March 02, 2018
Despite previous scandals, former prime minister has been campaigning for the centre-right Forza Italia party in this weekend’s election.
Why Silvio Berlusconi looks like stability to many Italians
Former Italian prime minister Silvio Berlusconi is 81 years old. During his many years leading the country, he gained a reputation as a would-be authoritarian and a key European ally to Russian President Vladimir Putin — although he was probably better known for his “bunga bunga” parties and various scandals than his policies.
Berlusconi hasn’t been prime minister since 2011, when he was forced from office amid a national debt crisis. He was later convicted of tax fraud and stripped of his seat in Italy’s Parliament. Nevertheless, Berlusconi is a key figure in this weekend’s elections.
Italian politics are characterized by instability. In the past 30 years, there have been 13 different prime ministers in the country. The only one to serve a full five-year term since 1988 was Berlusconi, who has been prime minister for a little over nine total years during three separate stints. That’s the longest time in office of any prime minister since the fascist dictator Benito Mussolini.
This is an unusual level of political turnover in a major European economy, to say the least. In the past 30 years, there have been just three German chancellors, five French presidents and six British prime ministers. Even among smaller Western European countries that have relatively volatile parliamentary systems, the rate of change in Italy stands out: Belgium and Austria have had eight parliamentary leaders in the same period, for example.
Indeed, the level of change in Italy’s top political office is comparable to only a few European Union nations — most of which are post-Communist states in the east, such as Bulgaria, which has had 15 prime ministers since 1990 (although five were acting prime ministers who only served a few months).
Given the high rate of turnover in Italy, Berlusconi may seem like a safe pair of hands — a laughable concept given that he can’t even hold office until next year due to his fraud conviction. “Berlusconi is there because others have failed,” said Massimo Franco, a columnist at the Corriere della Sera newspaper, to The Washington Post recently. “He’s a survivor.”
Italians are well aware that their political instability is not a good thing. According to E.U. data from last year, 60 per cent of Italians are unsatisfied with how their democracy works. Unfortunately for them, attempts to reform this process don’t appear to be working.
These attempts are long-running — Berlusconi’s Forza Italia movement made its own effort when it was in opposition in 2006. Ten years later, the centre-left government of Matteo Renzi held its own referendum on reforms that would change the way Italians voted and put more power into the hands of the prime minister. That bid also failed, forcing Renzi — a key rival to the centre-right Berlusconi — to resign at the end of 2016.

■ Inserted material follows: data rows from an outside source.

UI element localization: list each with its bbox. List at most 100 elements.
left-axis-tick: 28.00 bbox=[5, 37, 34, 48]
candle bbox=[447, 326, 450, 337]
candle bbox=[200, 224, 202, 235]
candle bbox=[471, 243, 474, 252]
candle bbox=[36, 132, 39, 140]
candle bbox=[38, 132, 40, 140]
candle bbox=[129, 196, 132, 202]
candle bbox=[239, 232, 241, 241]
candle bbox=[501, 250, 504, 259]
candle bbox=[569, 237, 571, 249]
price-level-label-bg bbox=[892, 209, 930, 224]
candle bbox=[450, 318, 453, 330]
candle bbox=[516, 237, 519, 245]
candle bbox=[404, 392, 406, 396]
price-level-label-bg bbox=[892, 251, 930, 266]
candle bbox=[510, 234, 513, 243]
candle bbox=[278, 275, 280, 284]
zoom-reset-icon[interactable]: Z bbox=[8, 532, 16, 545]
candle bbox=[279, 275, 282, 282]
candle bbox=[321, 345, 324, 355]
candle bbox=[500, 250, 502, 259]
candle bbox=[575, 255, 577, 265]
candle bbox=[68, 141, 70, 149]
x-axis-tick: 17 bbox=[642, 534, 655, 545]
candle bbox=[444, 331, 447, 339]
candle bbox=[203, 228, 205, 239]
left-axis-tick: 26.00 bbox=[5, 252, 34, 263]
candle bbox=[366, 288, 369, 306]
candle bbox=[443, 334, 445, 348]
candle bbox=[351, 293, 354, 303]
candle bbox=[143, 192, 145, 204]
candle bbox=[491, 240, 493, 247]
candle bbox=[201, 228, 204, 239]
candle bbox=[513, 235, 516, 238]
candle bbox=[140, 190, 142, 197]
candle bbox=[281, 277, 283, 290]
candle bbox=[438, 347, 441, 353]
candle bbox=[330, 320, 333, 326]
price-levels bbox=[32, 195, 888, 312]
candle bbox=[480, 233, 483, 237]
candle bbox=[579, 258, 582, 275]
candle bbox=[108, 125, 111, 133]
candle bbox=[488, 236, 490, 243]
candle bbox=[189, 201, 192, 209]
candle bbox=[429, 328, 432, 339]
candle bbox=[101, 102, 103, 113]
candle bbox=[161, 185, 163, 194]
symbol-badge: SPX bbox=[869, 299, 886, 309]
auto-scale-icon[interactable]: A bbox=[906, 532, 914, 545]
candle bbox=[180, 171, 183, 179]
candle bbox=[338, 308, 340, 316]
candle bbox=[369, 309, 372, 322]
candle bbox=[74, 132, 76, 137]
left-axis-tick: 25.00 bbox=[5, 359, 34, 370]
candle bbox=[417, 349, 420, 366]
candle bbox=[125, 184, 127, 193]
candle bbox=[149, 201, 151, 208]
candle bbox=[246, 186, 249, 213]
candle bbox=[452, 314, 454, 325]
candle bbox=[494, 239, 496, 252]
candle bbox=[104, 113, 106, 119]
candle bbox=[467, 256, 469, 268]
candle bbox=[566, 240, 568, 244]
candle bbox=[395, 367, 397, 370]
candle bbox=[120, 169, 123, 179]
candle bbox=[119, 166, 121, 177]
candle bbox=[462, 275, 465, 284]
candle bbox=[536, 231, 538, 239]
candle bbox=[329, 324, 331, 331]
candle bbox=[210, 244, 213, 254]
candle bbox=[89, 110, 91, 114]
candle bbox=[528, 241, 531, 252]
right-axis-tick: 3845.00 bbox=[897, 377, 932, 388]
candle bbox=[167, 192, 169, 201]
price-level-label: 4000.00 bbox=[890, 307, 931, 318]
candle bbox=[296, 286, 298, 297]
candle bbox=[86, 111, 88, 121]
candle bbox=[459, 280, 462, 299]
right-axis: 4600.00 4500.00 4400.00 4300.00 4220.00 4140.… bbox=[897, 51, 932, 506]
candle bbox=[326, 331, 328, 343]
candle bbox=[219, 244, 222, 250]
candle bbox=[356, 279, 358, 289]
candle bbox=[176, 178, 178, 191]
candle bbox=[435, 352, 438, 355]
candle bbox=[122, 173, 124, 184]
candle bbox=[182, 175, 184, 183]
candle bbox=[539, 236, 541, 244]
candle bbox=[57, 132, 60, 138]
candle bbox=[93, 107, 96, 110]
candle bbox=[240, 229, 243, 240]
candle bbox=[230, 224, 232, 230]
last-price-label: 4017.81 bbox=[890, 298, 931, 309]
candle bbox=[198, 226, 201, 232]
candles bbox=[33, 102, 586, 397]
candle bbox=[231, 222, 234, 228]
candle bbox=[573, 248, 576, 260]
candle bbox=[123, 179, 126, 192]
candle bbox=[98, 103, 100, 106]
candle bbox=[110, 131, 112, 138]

New laws were finally passed in 2017 after a laborious debate between those who favoured a strictly representative Parliament that supported smaller parties and those who wanted to introduce majoritarian measures to ensure stable governments.
Critics say the end result was ultimately an unsatisfying and unnecessarily complicated hodgepodge of these two schools of thought. Many expect no party to gain an outright majority on their own in the upcoming election.
A recent poll of economists conducted by Bloomberg found that 38 per cent of Italians believed there would be a hung Parliament after the election, while 33 per cent suggested there could be a grand coalition of Berlusconi’s centre-right alliance and Renzi’s centre-left Democratic Party.
A smaller number, 22 per cent, thought Berlusconi’s coalition could form a government themselves, while only 8 per cent thought the Five Star Movement (the single party with the most support, according to polls) could form its own government.
Given the political fragmentation in Italy, all of these scenarios carry the risk of government collapse, raising the prospect of new elections or even another rewrite of election laws.
Writing in World Politics Review, Mark Gilbert of the Bologna-based Johns Hopkins University-SAIS Europe warned that Italy could be about to move beyond its regular “perennial political chaos” to a real democratic breakdown, like the ones that occurred in the 1970s, amid an era of political terrorism, and the early 1990s, when a corruption scandal took down many major political parties.
And guess whose prime ministerial career began after the most recent of those two political crises?